Benoît Genecand, conseiller national libéral-radical

Un ami, Guy, est mort le 15 décembre 2017. Brutalement. Arrêt cardiaque. À 52 ans.

Douze ans nous séparent de 2030.

Douze ans, c’est beaucoup à l’échelle des hommes. Alors, si je dois faire un vœu pour 2030, ce sera celui-ci: que les cieux soient cléments pour celles et ceux que j’aime. Ma famille, mes enfants et petits-enfants (Maude, ma petite-fille, fêtera sa majorité en 2030!)

Que les cieux soient cléments pour ma bien-aimée et mes amis. Qu’ils soient là, toutes et tous, en bonne santé en 2030 et je serai content. Évidemment si et seulement si, inch’Allah, j’ai la chance d’y être aussi.

Pour une ville, douze ans, ce n’est rien. Une ville est comme un arbre: elle change constamment, profondément et très, très lentement. Sauf tremblement de terre (rares par ici) ou guerre (excluons donc cette hypothèse sinistre), ma Genève dans douze ans, ma Genève de 2030, sera proche de celle que je vis aujourd’hui. De délicats changements sont toujours possibles et souvent souhaitables. Voici la liste de quatre choses que j’aimerais voir changer. Deux pour les voir disparaître ou diminuer. Deux pour les voir survivre et subsister.

Commençons par les disparitions. Depuis une quinzaine d’années, il y a du deal à la rue de la Synagogue (devant chez moi, dans le quartier de Plainpalais).

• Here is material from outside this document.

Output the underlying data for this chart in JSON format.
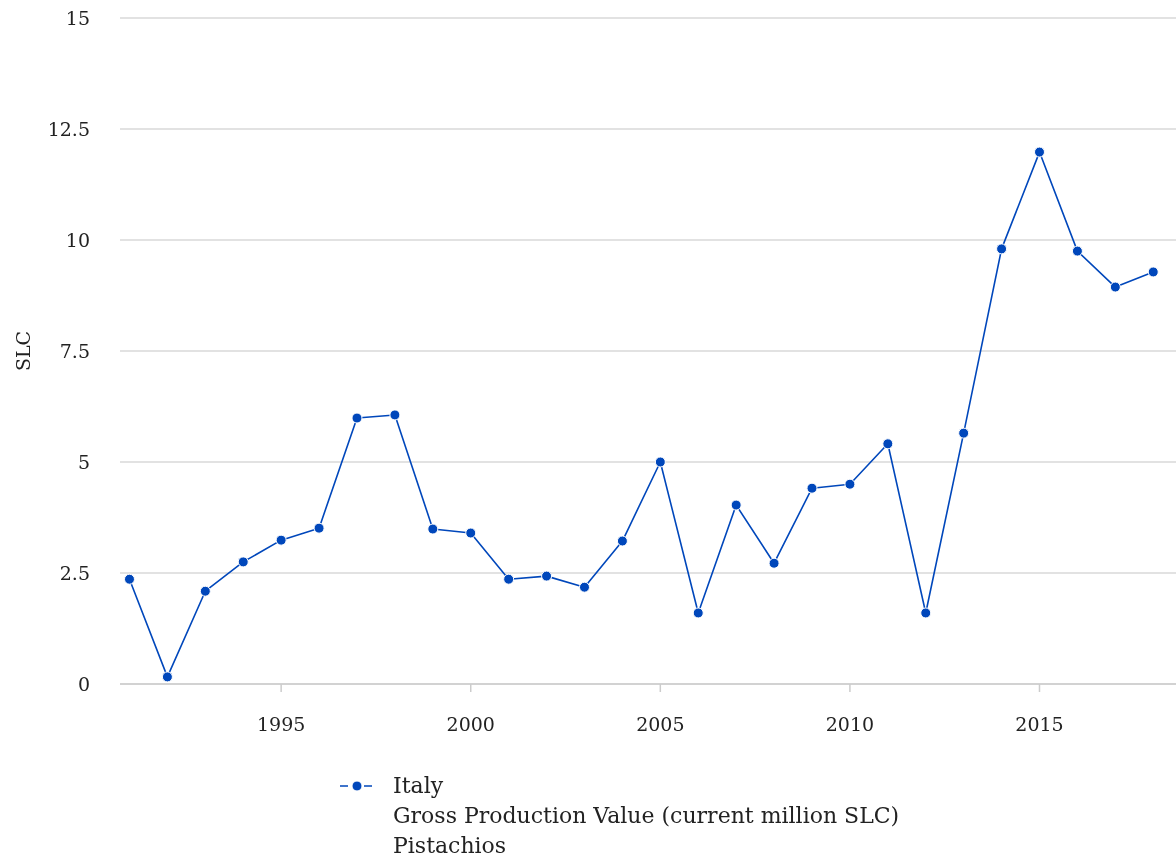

Mon premier vœu est que ce deal cesse. Cela suffit! Il n’est pas bon que notre démocratie tolère une violation constante et impunie de la loi. C’est une forme de démission.

Mon second vœu est que les voitures parquées le long des rues, ces tonnes de matériaux immobilisés 90% du temps, aient été remplacées par un mode de locomotion intelligent et durable. Voitures sans chauffeur ni propriétaire. Qui passent leur temps à faire ce pour quoi elles sont construites: transporter des gens et des choses. Et n’ont plus besoin de stationner.

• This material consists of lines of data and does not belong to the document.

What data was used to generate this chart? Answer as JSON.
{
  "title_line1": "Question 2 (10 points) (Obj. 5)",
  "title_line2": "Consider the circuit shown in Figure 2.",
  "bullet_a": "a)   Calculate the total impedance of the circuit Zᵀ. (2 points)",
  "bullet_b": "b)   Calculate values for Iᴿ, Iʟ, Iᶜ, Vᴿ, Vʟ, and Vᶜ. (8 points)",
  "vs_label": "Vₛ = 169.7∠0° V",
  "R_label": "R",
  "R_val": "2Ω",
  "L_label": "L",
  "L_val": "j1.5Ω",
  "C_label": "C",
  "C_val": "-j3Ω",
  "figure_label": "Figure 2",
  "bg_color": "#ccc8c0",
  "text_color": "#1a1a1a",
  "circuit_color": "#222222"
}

De beaux chênes, micocouliers, ormes, tilleuls, merisiers ou marronniers remplaceront avantageusement ces véhicules en attente. Vu le réchauffement climatique inévitable (je ne crois pas vraiment l’homme capable de faire quoi que ce soit pour s’y opposer), de la verdure en ville sera indispensable pour contrer les effets d’accumulation de chaleur du béton.

Ce qui doit rester?

D’abord le journal que vous tenez entre les mains (ou que vous lisez sur votre smartphone). Parce que les gens de la Tribune sont des voisins et qu’ils font un travail indispensable et fragile.

Ensuite, je souhaite longue vie au Tiffany, hôtel-restaurant de la rue de l’Arquebuse, où j’ai mes habitudes. Où je vais lire les journaux et boire le café. Où je mange régulièrement accompagné. Et quoi de mieux que des plaisirs simples, locaux et répétitifs pour apprécier l’écoulement des années?